Status and distribution

The common pipistrelle is our most widespread bat species, present throughout Great Britain and Ireland. It is generally accepted that there were significant historical declines in pipistrelles (and other bat species) from at least the beginning of the 20th century53, if not earlier. There are now signs that the population is starting to increase again. The latest report from BCT shows that there has been an 82.1% increase in numbers since the baseline year of monitoring in 1999.

The common pipistrelle is the only species to have been recorded in all of the 36 hectads of Nottinghamshire.

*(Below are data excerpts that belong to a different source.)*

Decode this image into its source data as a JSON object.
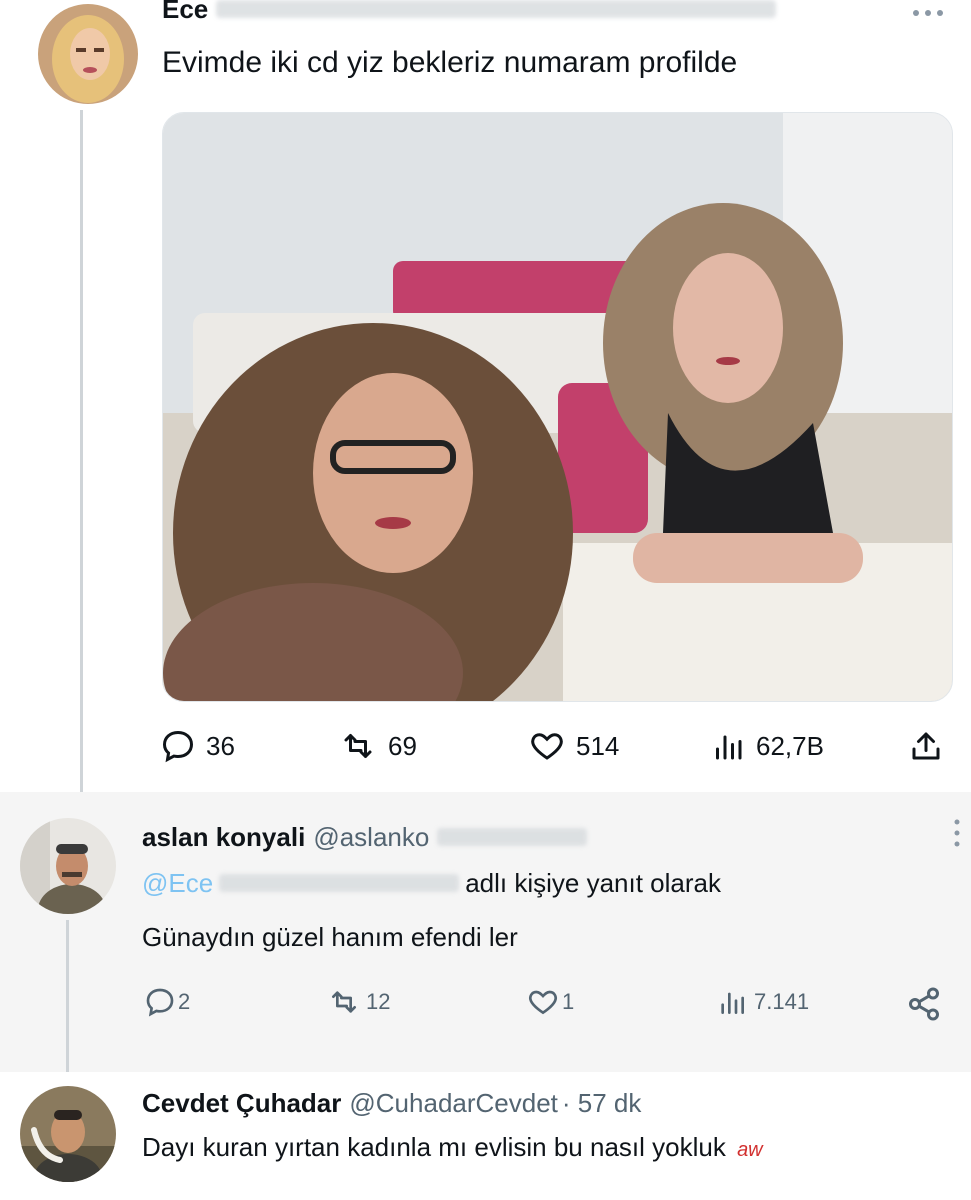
{
  "tweet": {
    "author_name": "Ece",
    "text": "Evimde iki cd yiz bekleriz numaram profilde",
    "stats": {
      "replies": "36",
      "retweets": "69",
      "likes": "514",
      "views": "62,7B"
    }
  },
  "replies": [
    {
      "author_name": "aslan konyali",
      "handle": "@aslanko",
      "reply_to_handle": "@Ece",
      "reply_to_suffix": "adlı kişiye yanıt olarak",
      "text": "Günaydın güzel hanım efendi ler",
      "stats": {
        "replies": "2",
        "retweets": "12",
        "likes": "1",
        "views": "7.141"
      }
    },
    {
      "author_name": "Cevdet Çuhadar",
      "handle": "@CuhadarCevdet",
      "time": "· 57 dk",
      "text": "Dayı kuran yırtan kadınla mı evlisin bu nasıl yokluk",
      "text_tail": "aw"
    }
  ],
  "icons": {
    "reply": "speech-bubble-icon",
    "retweet": "retweet-icon",
    "like": "heart-icon",
    "views": "bar-chart-icon",
    "share": "share-upload-icon",
    "share_alt": "share-nodes-icon",
    "more": "more-dots-icon"
  },
  "colors": {
    "text": "#0f1419",
    "muted": "#536471",
    "reply_background": "#f5f5f5",
    "thread_line": "#cfd4d8"
  }
}
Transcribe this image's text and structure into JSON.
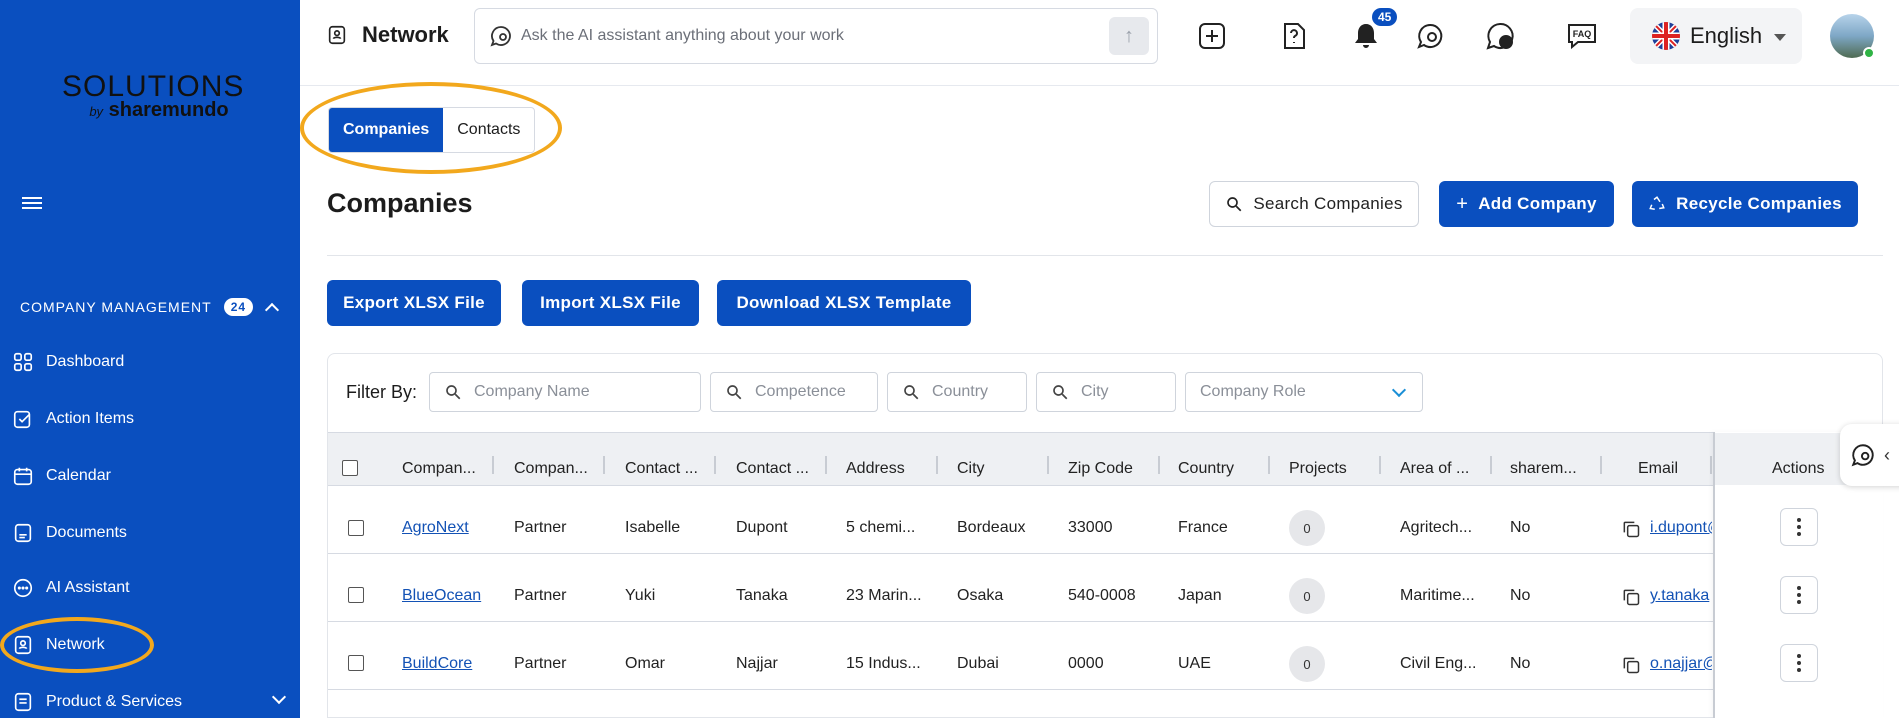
{
  "sidebar": {
    "logo_main": "SOLUTIONS",
    "logo_by": "by",
    "logo_brand": "sharemundo",
    "section_label": "COMPANY MANAGEMENT",
    "section_count": "24",
    "items": [
      {
        "label": "Dashboard",
        "icon": "dashboard-icon"
      },
      {
        "label": "Action Items",
        "icon": "action-items-icon"
      },
      {
        "label": "Calendar",
        "icon": "calendar-icon"
      },
      {
        "label": "Documents",
        "icon": "documents-icon"
      },
      {
        "label": "AI Assistant",
        "icon": "ai-assistant-icon"
      },
      {
        "label": "Network",
        "icon": "network-icon"
      },
      {
        "label": "Product & Services",
        "icon": "product-services-icon"
      }
    ]
  },
  "header": {
    "title": "Network",
    "ask_placeholder": "Ask the AI assistant anything about your work",
    "notification_count": "45",
    "faq_label": "FAQ",
    "language": "English"
  },
  "tabs": [
    {
      "label": "Companies",
      "active": true
    },
    {
      "label": "Contacts",
      "active": false
    }
  ],
  "page": {
    "title": "Companies",
    "search_button": "Search Companies",
    "add_button": "Add Company",
    "recycle_button": "Recycle Companies",
    "export_button": "Export XLSX File",
    "import_button": "Import XLSX File",
    "template_button": "Download XLSX Template"
  },
  "filters": {
    "label": "Filter By:",
    "company_name": "Company Name",
    "competence": "Competence",
    "country": "Country",
    "city": "City",
    "company_role": "Company Role"
  },
  "table": {
    "columns": [
      "Compan...",
      "Compan...",
      "Contact ...",
      "Contact ...",
      "Address",
      "City",
      "Zip Code",
      "Country",
      "Projects",
      "Area of ...",
      "sharem...",
      "Email",
      "Actions"
    ],
    "rows": [
      {
        "company": "AgroNext",
        "role": "Partner",
        "first": "Isabelle",
        "last": "Dupont",
        "address": "5 chemi...",
        "city": "Bordeaux",
        "zip": "33000",
        "country": "France",
        "projects": "0",
        "area": "Agritech...",
        "sharemundo": "No",
        "email": "i.dupont@"
      },
      {
        "company": "BlueOcean",
        "role": "Partner",
        "first": "Yuki",
        "last": "Tanaka",
        "address": "23 Marin...",
        "city": "Osaka",
        "zip": "540-0008",
        "country": "Japan",
        "projects": "0",
        "area": "Maritime...",
        "sharemundo": "No",
        "email": "y.tanaka"
      },
      {
        "company": "BuildCore",
        "role": "Partner",
        "first": "Omar",
        "last": "Najjar",
        "address": "15 Indus...",
        "city": "Dubai",
        "zip": "0000",
        "country": "UAE",
        "projects": "0",
        "area": "Civil Eng...",
        "sharemundo": "No",
        "email": "o.najjar@"
      }
    ]
  },
  "colors": {
    "brand_blue": "#0a4fbf",
    "highlight_ring": "#f2a81d",
    "link": "#1352b5"
  }
}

In summer, common pipistrelles are likely to be found roosting in building crevices – under roof coverings, in soffits and fascias, or under hanging tiles. Females will gather in groups of around 50 bats, sometimes in greater numbers but usually fewer than 200, to give birth to a single pup. Once the young are able to fly, the colony often breaks up and the animals roost in smaller numbers. They often return to the same maternity site year after year. Individual bats, especially males may also be found in low numbers in rock crevices or under tree bark54.

Little is known about where common pipistrelles hibernate in Nottinghamshire or anywhere else in the UK for that matter! They are known to hibernate in underground cellars, tunnels and caves and occasionally in cavity walls but are only ever found in low numbers. They need cool, stable and humid temperatures to remain torpid.

Food and foraging

The common pipistrelle eats a variety of different flies, as well as aquatic midges and mosquitos – in fact they have been recorded eating up to 3000 midges in a night! If you’re listening to a pipistrelle on a heterodyne bat detector then listen out for a sound like a raspberry, or a ‘zip’; this is the sound made when the bat homes in on its prey. As the bat gets closer to its prey, its calls also get closer together, producing what is called a ‘feeding buzz’.

The common pipistrelle is very much a generalist bat species and being adaptable it is found across the country in both urban, suburban and rural areas. It is often seen hunting for food in urban parks and gardens and around street lamps where flying insects have been attracted to the light.